Figure 1: A 71-year-old woman received a referral for persistent vitritis after cataract surgery. A surgeon performed a diagnostic vitrectomy, which yielded a large sample of undiluted vitreous. Cytology, flow cytometry, and genetic studies revealed large B-cell lymphoma.

Pars plana vitrectomy may help manage intermediate uveitis by reducing antigen and cytokine load in the eye. In conjunction with cataract surgery, pars plana vitrectomy may reduce the postoperative incidence of posterior capsular opacity, cyclitic membranes, hypotony, and cystoid macular edema. Certainly, in our cohort of patients, a combined surgical approach appeared to be safe and effective in visual rehabilitation in patients with uveitic cataracts. The majority of eyes (64%) achieved vision of 20/40 or better, and 21% achieved complete drug-free remission of inflammatory disease at the one-year follow-up. 

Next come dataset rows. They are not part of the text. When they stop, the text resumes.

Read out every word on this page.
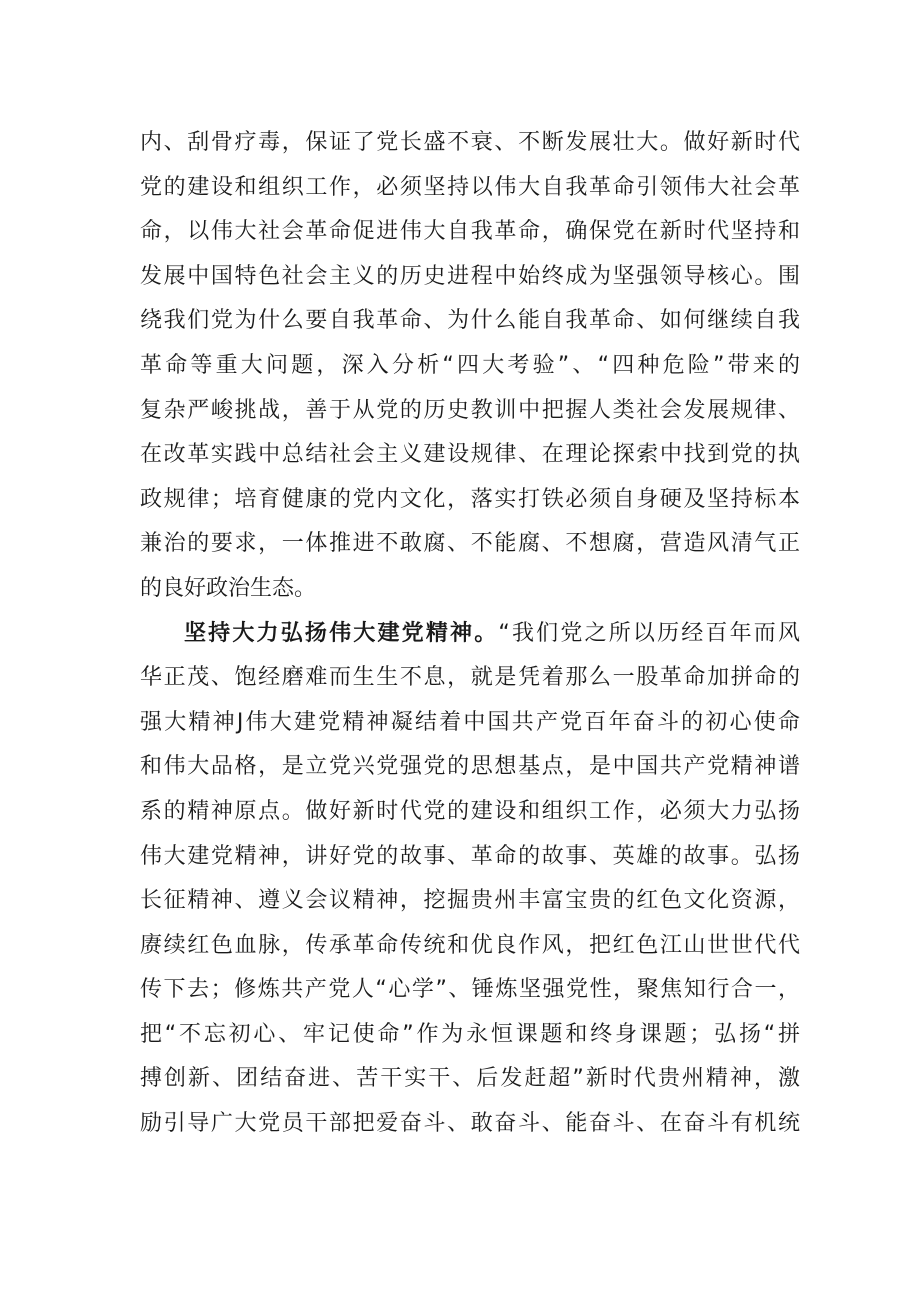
内、刮骨疗毒，保证了党长盛不衰、不断发展壮大。做好新时代
党的建设和组织工作，必须坚持以伟大自我革命引领伟大社会革
命，以伟大社会革命促进伟大自我革命，确保党在新时代坚持和
发展中国特色社会主义的历史进程中始终成为坚强领导核心。围
绕我们党为什么要自我革命、为什么能自我革命、如何继续自我
革命等重大问题，深入分析“四大考验”、“四种危险”带来的
复杂严峻挑战，善于从党的历史教训中把握人类社会发展规律、
在改革实践中总结社会主义建设规律、在理论探索中找到党的执
政规律；培育健康的党内文化，落实打铁必须自身硬及坚持标本
兼治的要求，一体推进不敢腐、不能腐、不想腐，营造风清气正
的良好政治生态。
坚持大力弘扬伟大建党精神。“我们党之所以历经百年而风
华正茂、饱经磨难而生生不息，就是凭着那么一股革命加拼命的
强大精神J伟大建党精神凝结着中国共产党百年奋斗的初心使命
和伟大品格，是立党兴党强党的思想基点，是中国共产党精神谱
系的精神原点。做好新时代党的建设和组织工作，必须大力弘扬
伟大建党精神，讲好党的故事、革命的故事、英雄的故事。弘扬
长征精神、遵义会议精神，挖掘贵州丰富宝贵的红色文化资源，
赓续红色血脉，传承革命传统和优良作风，把红色江山世世代代
传下去；修炼共产党人“心学”、锤炼坚强党性，聚焦知行合一，
把“不忘初心、牢记使命”作为永恒课题和终身课题；弘扬“拼
搏创新、团结奋进、苦干实干、后发赶超”新时代贵州精神，激
励引导广大党员干部把爱奋斗、敢奋斗、能奋斗、在奋斗有机统
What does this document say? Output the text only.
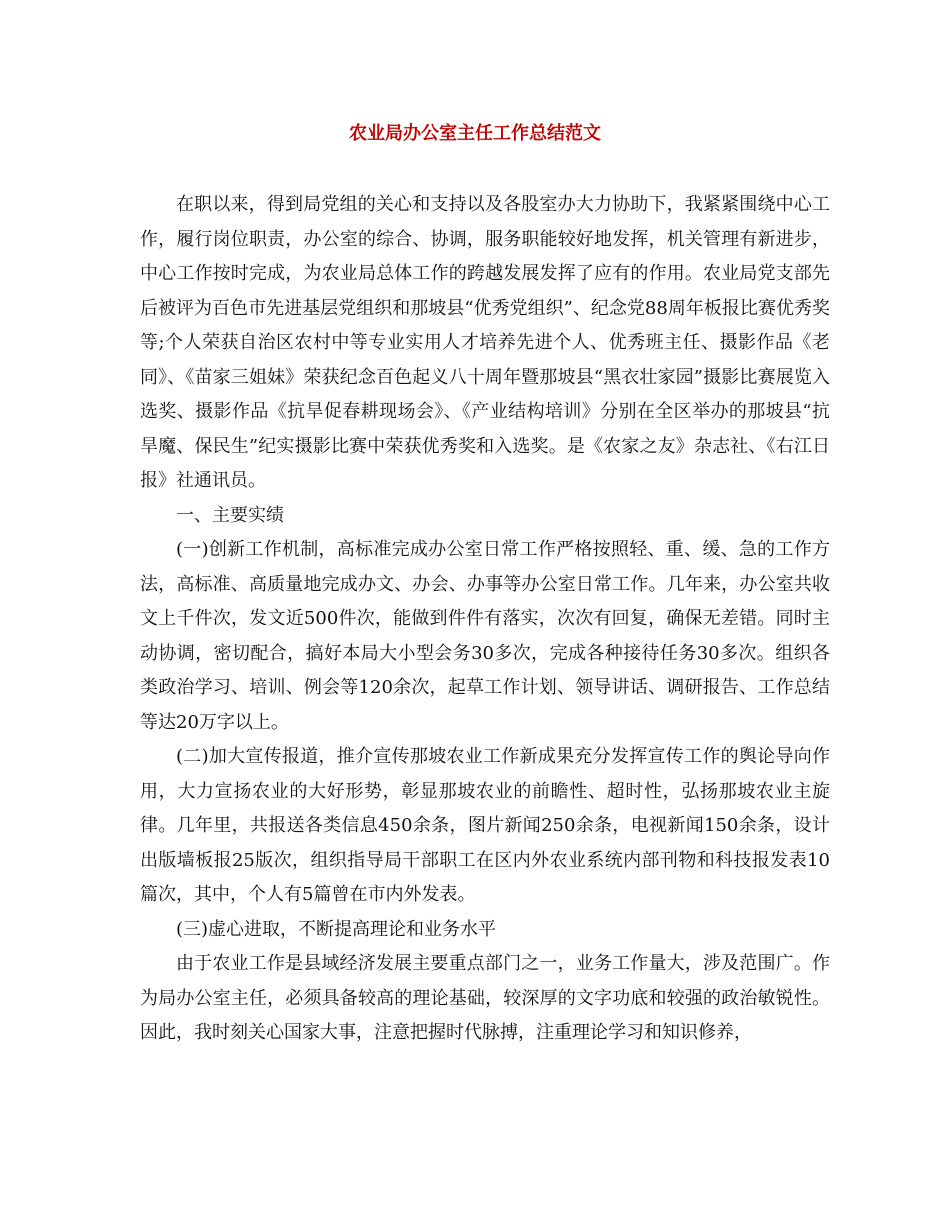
农业局办公室主任工作总结范文

在职以来，得到局党组的关心和支持以及各股室办大力协助下，我紧紧围绕中心工作，履行岗位职责，办公室的综合、协调，服务职能较好地发挥，机关管理有新进步，中心工作按时完成，为农业局总体工作的跨越发展发挥了应有的作用。农业局党支部先后被评为百色市先进基层党组织和那坡县“优秀党组织”、纪念党88周年板报比赛优秀奖等;个人荣获自治区农村中等专业实用人才培养先进个人、优秀班主任、摄影作品《老同》、《苗家三姐妹》荣获纪念百色起义八十周年暨那坡县“黑衣壮家园”摄影比赛展览入选奖、摄影作品《抗旱促春耕现场会》、《产业结构培训》分别在全区举办的那坡县“抗旱魔、保民生”纪实摄影比赛中荣获优秀奖和入选奖。是《农家之友》杂志社、《右江日报》社通讯员。

一、主要实绩

(一)创新工作机制，高标准完成办公室日常工作严格按照轻、重、缓、急的工作方法，高标准、高质量地完成办文、办会、办事等办公室日常工作。几年来，办公室共收文上千件次，发文近500件次，能做到件件有落实，次次有回复，确保无差错。同时主动协调，密切配合，搞好本局大小型会务30多次，完成各种接待任务30多次。组织各类政治学习、培训、例会等120余次，起草工作计划、领导讲话、调研报告、工作总结等达20万字以上。

(二)加大宣传报道，推介宣传那坡农业工作新成果充分发挥宣传工作的舆论导向作用，大力宣扬农业的大好形势，彰显那坡农业的前瞻性、超时性，弘扬那坡农业主旋律。几年里，共报送各类信息450余条，图片新闻250余条，电视新闻150余条，设计出版墙板报25版次，组织指导局干部职工在区内外农业系统内部刊物和科技报发表10篇次，其中，个人有5篇曾在市内外发表。

(三)虚心进取，不断提高理论和业务水平

由于农业工作是县域经济发展主要重点部门之一，业务工作量大，涉及范围广。作为局办公室主任，必须具备较高的理论基础，较深厚的文字功底和较强的政治敏锐性。因此，我时刻关心国家大事，注意把握时代脉搏，注重理论学习和知识修养，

Diagnostic vitrectomy and chorioretinal biopsy may be critical in diagnosing infectious uveitis and neoplastic disease, which may masquerade as ocular inflammatory disease that presents atypically or responds unexpectedly to therapy.  

A large volume of undiluted vitreous may be obtained using air infusion into a simple vitreous trap system (See Figure 1 at left) for a variety of assays. Chorioretinal or sub-retinal aspiration biopsies must be appropriately processed and fixed prior to histopathologic evaluation.

In summary, ocular inflammatory disease treatment requires a multimodal approach individualized to each patient following careful disease evaluation and appropriate exclusion of infectious and neoplastic processes. 

Dr. Shakoor specializes in medical and surgical diseases of the retina and vitreous, and the diagnosis and treatment of uveitis and other infectious and inflammatory diseases of the eye. He is director of the Uveitis Fellowship Program.